* Senate Bill 3411 was introduced in mid February. From its synopsis…
Provides that a county or municipality may not require a law enforcement officer to issue a specific number of citations or warnings within a designated period of time. Provides that a county or municipality may not, for purposes of evaluating a law enforcement officer’s job performance, compare the number of citations or warnings issued by the law enforcement officer to the number of citations or warnings issued by any other law enforcement officer who has similar job duties.
* The bill has eleven bipartisan co-sponsors (including Sen. Kirk Dillard), but the Illinois Association of Chiefs of Police pushed back hard…
The Illinois Association of Chiefs of Police is concerned about the negative impact on public safety that is likely to result if Illinois Senate Bill 3411 (SB 3411) is passed. While law enforcement executives strongly agree with eliminating the imposition of arbitrary traffic ticket quotas, the bill would also eliminate vital data-driven performance measures used to assist in the performance appraisal of police officers. Under the provisions of this bill, Illinois would stand to lose millions of dollars in federal highway traffic safety funding for DUI saturation patrols, restraint enforcement details and speed reduction campaigns.

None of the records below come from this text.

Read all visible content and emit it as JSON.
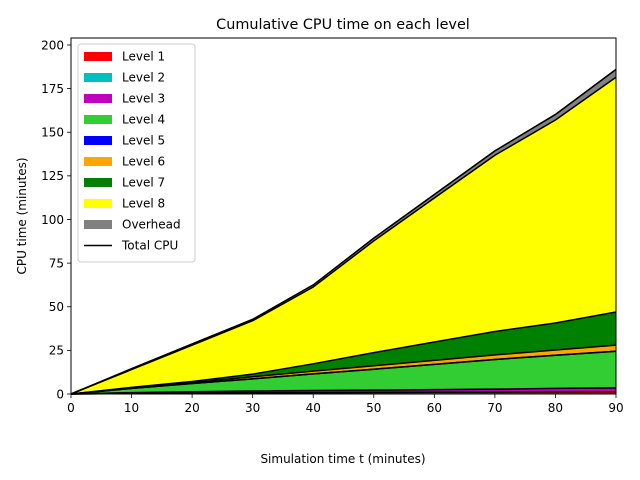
{
  "chart_data": {
    "type": "area",
    "title": "Cumulative CPU time on each level",
    "xlabel": "Simulation time t (minutes)",
    "ylabel": "CPU time (minutes)",
    "xlim": [
      0,
      90
    ],
    "ylim": [
      0,
      204
    ],
    "xticks": [
      0,
      10,
      20,
      30,
      40,
      50,
      60,
      70,
      80,
      90
    ],
    "yticks": [
      0,
      25,
      50,
      75,
      100,
      125,
      150,
      175,
      200
    ],
    "x": [
      0,
      10,
      20,
      30,
      40,
      50,
      60,
      70,
      80,
      90
    ],
    "legend_position": "upper-left",
    "series": [
      {
        "name": "Level 1",
        "color": "#ff0000",
        "values": [
          0,
          0.3,
          0.5,
          0.7,
          0.8,
          0.9,
          1.0,
          1.1,
          1.2,
          1.3
        ]
      },
      {
        "name": "Level 2",
        "color": "#00bfbf",
        "values": [
          0,
          0.0,
          0.0,
          0.0,
          0.0,
          0.0,
          0.0,
          0.0,
          0.0,
          0.0
        ]
      },
      {
        "name": "Level 3",
        "color": "#bf00bf",
        "values": [
          0,
          0.5,
          0.8,
          1.0,
          1.2,
          1.3,
          1.5,
          1.7,
          2.0,
          2.2
        ]
      },
      {
        "name": "Level 4",
        "color": "#32cd32",
        "values": [
          0,
          2.4,
          4.7,
          7.0,
          9.5,
          12.0,
          14.5,
          17.0,
          19.0,
          21.0
        ]
      },
      {
        "name": "Level 5",
        "color": "#0000ff",
        "values": [
          0,
          0.0,
          0.0,
          0.0,
          0.0,
          0.0,
          0.0,
          0.0,
          0.0,
          0.0
        ]
      },
      {
        "name": "Level 6",
        "color": "#ffa500",
        "values": [
          0,
          0.2,
          0.5,
          1.2,
          1.6,
          2.0,
          2.3,
          2.6,
          3.0,
          3.5
        ]
      },
      {
        "name": "Level 7",
        "color": "#008000",
        "values": [
          0,
          0.4,
          0.7,
          1.5,
          4.2,
          7.5,
          10.5,
          13.4,
          15.5,
          19.0
        ]
      },
      {
        "name": "Level 8",
        "color": "#ffff00",
        "values": [
          0,
          10.2,
          20.8,
          30.6,
          44.0,
          64.0,
          82.5,
          101.0,
          116.3,
          134.5
        ]
      },
      {
        "name": "Overhead",
        "color": "#808080",
        "values": [
          0,
          0.5,
          0.7,
          0.8,
          1.2,
          1.6,
          2.0,
          2.5,
          3.2,
          4.5
        ]
      }
    ],
    "total_cpu": {
      "name": "Total CPU",
      "color": "#000000",
      "values": [
        0,
        14.5,
        28.7,
        42.8,
        62.5,
        89.3,
        114.3,
        139.3,
        160.2,
        186.0
      ]
    }
  }
}
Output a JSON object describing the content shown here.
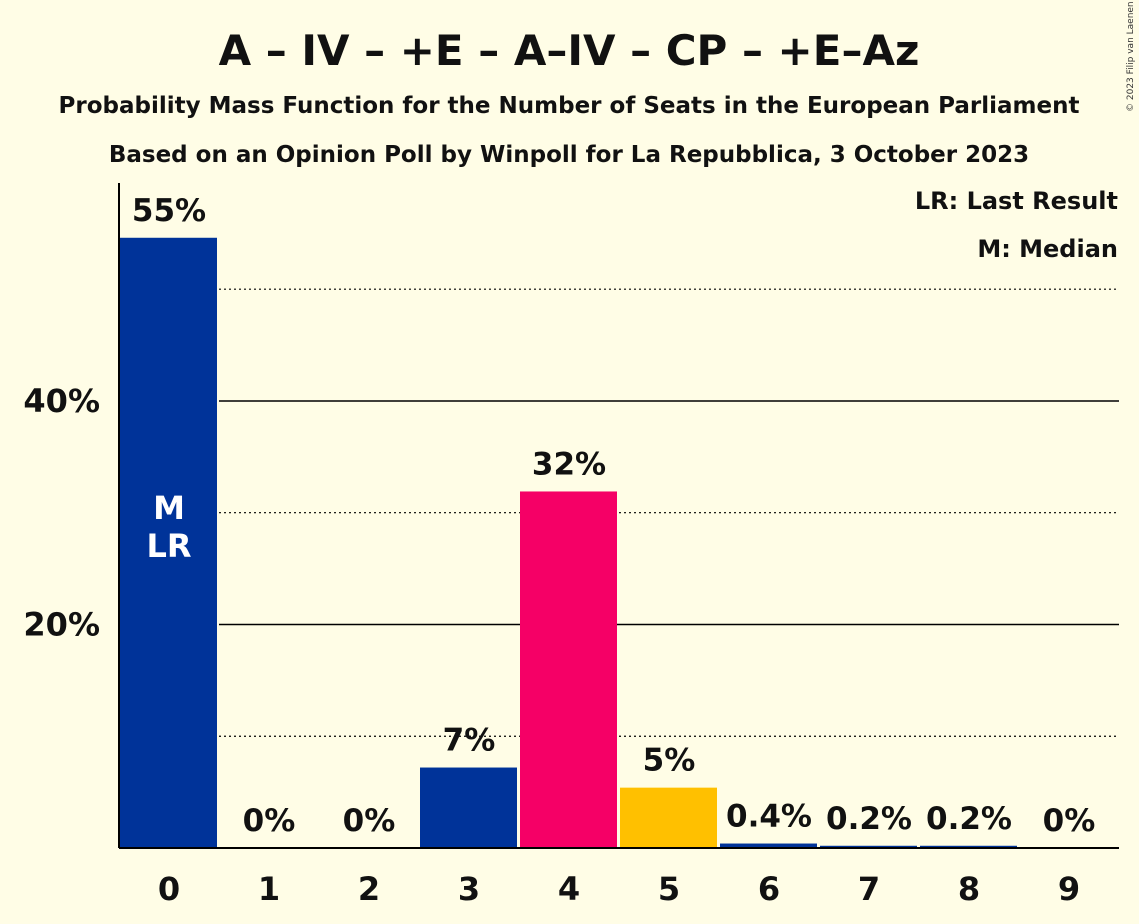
{
  "chart_data": {
    "type": "bar",
    "title": "A – IV – +E – A–IV – CP – +E–Az",
    "subtitle1": "Probability Mass Function for the Number of Seats in the European Parliament",
    "subtitle2": "Based on an Opinion Poll by Winpoll for La Repubblica, 3 October 2023",
    "copyright": "© 2023 Filip van Laenen",
    "legend": [
      "LR: Last Result",
      "M: Median"
    ],
    "categories": [
      "0",
      "1",
      "2",
      "3",
      "4",
      "5",
      "6",
      "7",
      "8",
      "9"
    ],
    "values": [
      54.6,
      0,
      0,
      7.2,
      31.9,
      5.4,
      0.4,
      0.2,
      0.2,
      0
    ],
    "value_labels": [
      "55%",
      "0%",
      "0%",
      "7%",
      "32%",
      "5%",
      "0.4%",
      "0.2%",
      "0.2%",
      "0%"
    ],
    "bar_colors": [
      "#003399",
      "#003399",
      "#003399",
      "#003399",
      "#f50066",
      "#ffc000",
      "#003399",
      "#003399",
      "#003399",
      "#003399"
    ],
    "yticks": [
      {
        "value": 20,
        "label": "20%"
      },
      {
        "value": 40,
        "label": "40%"
      }
    ],
    "dotted_gridlines": [
      10,
      30,
      50
    ],
    "ylim": [
      0,
      59.5
    ],
    "median_index": 0,
    "last_result_index": 0,
    "median_marker": "M",
    "last_result_marker": "LR",
    "legend_placement": "top-right"
  }
}
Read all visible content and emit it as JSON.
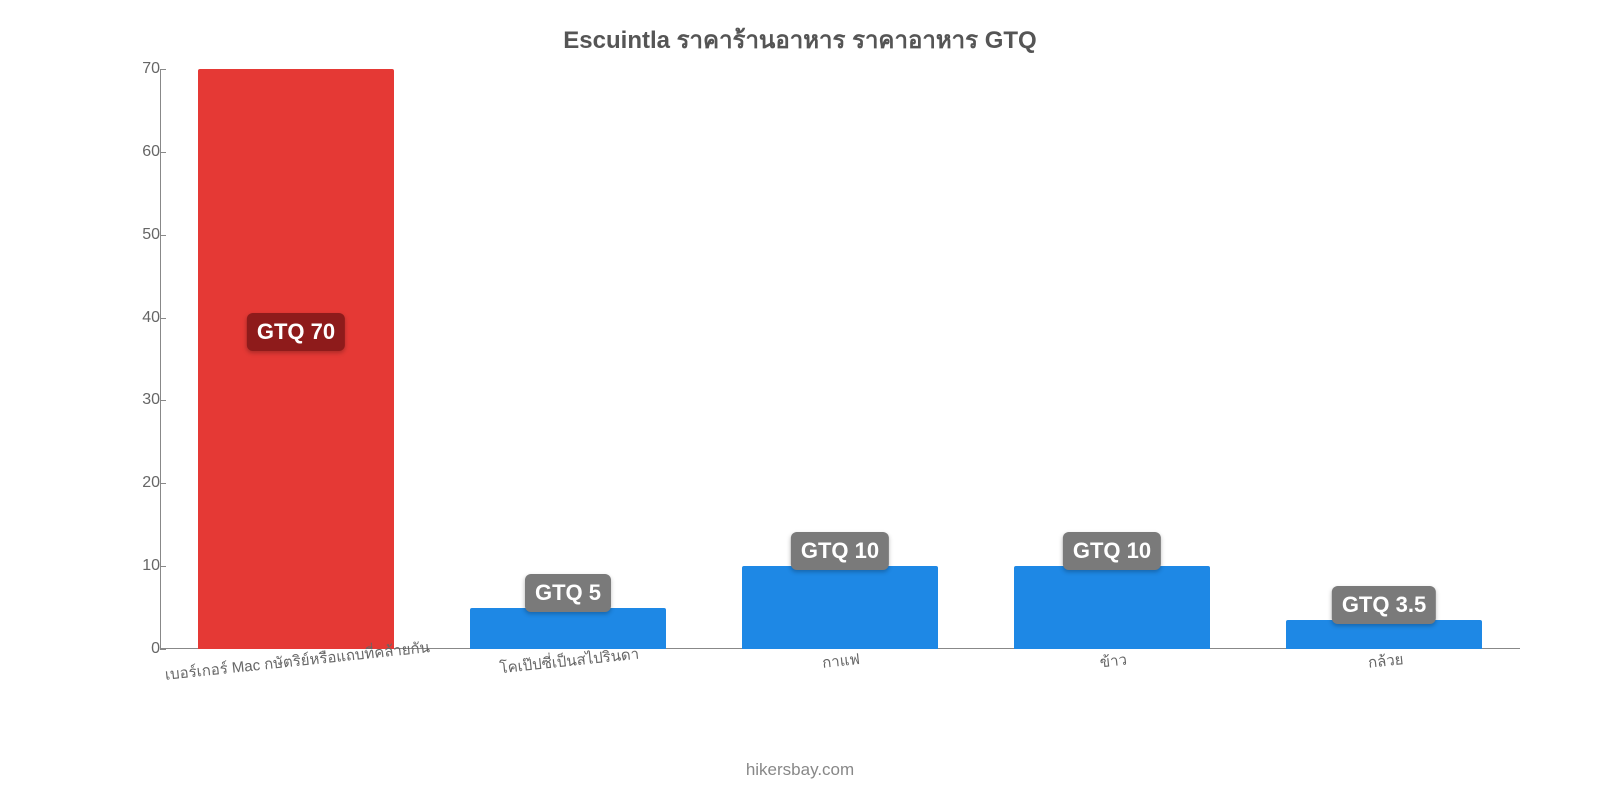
{
  "chart": {
    "type": "bar",
    "title": "Escuintla ราคาร้านอาหาร ราคาอาหาร GTQ",
    "title_fontsize": 24,
    "title_color": "#555555",
    "attribution": "hikersbay.com",
    "attribution_fontsize": 17,
    "attribution_color": "#888888",
    "background_color": "#ffffff",
    "axis_color": "#888888",
    "tick_label_color": "#666666",
    "tick_fontsize": 16,
    "x_label_fontsize": 15,
    "x_label_rotation_deg": -6,
    "badge_fontsize": 22,
    "bar_width_pct": 72,
    "ylim": [
      0,
      70
    ],
    "yticks": [
      0,
      10,
      20,
      30,
      40,
      50,
      60,
      70
    ],
    "categories": [
      "เบอร์เกอร์ Mac กษัตริย์หรือแถบที่คล้ายกัน",
      "โคเป๊ปซี่เป็นสไปรินดา",
      "กาแฟ",
      "ข้าว",
      "กล้วย"
    ],
    "values": [
      70,
      5,
      10,
      10,
      3.5
    ],
    "value_labels": [
      "GTQ 70",
      "GTQ 5",
      "GTQ 10",
      "GTQ 10",
      "GTQ 3.5"
    ],
    "bar_colors": [
      "#e53935",
      "#1e88e5",
      "#1e88e5",
      "#1e88e5",
      "#1e88e5"
    ],
    "badge_bg_colors": [
      "#8e1b1b",
      "#7a7a7a",
      "#7a7a7a",
      "#7a7a7a",
      "#7a7a7a"
    ],
    "badge_text_color": "#ffffff"
  }
}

If the bill passes, for example, an officer who refuses to make DUI arrests or who doesn’t write a ticket to a motorist for passing a stopped school bus could not be disciplined or have it documented in their performance evaluation. SB 3411 would intrude on the management rights of local law enforcement executives to decide what is in their communities’ best interests. Police Chiefs would lose their means to properly supervise officers using objective data that demonstrates that officers are meeting the expectations set by our communities.
* So an amendment was filed. The amendment expands the idea to the Illinois State Police and the state Conservation Police and adds this language which appears to address at least some of the chiefs’ complaints…
This [ticket quota] prohibition shall not affect the conditions of any federal or State grants or funds awarded to the municipality and used to fund traffic enforcement programs. […]
Nothing in this Section shall prohibit a municipality from evaluating a police officer based on the police officer’s points of contact.
For the purposes of this Section, “points of contact” means any quantifiable contact made in the furtherance of the police officer’s duties including, but not limited to, the number of traffic stops completed, arrests, written warnings, and crime prevention measures. Points of contact shall not include either the issuance of citations or the number of citations issued by a police officer.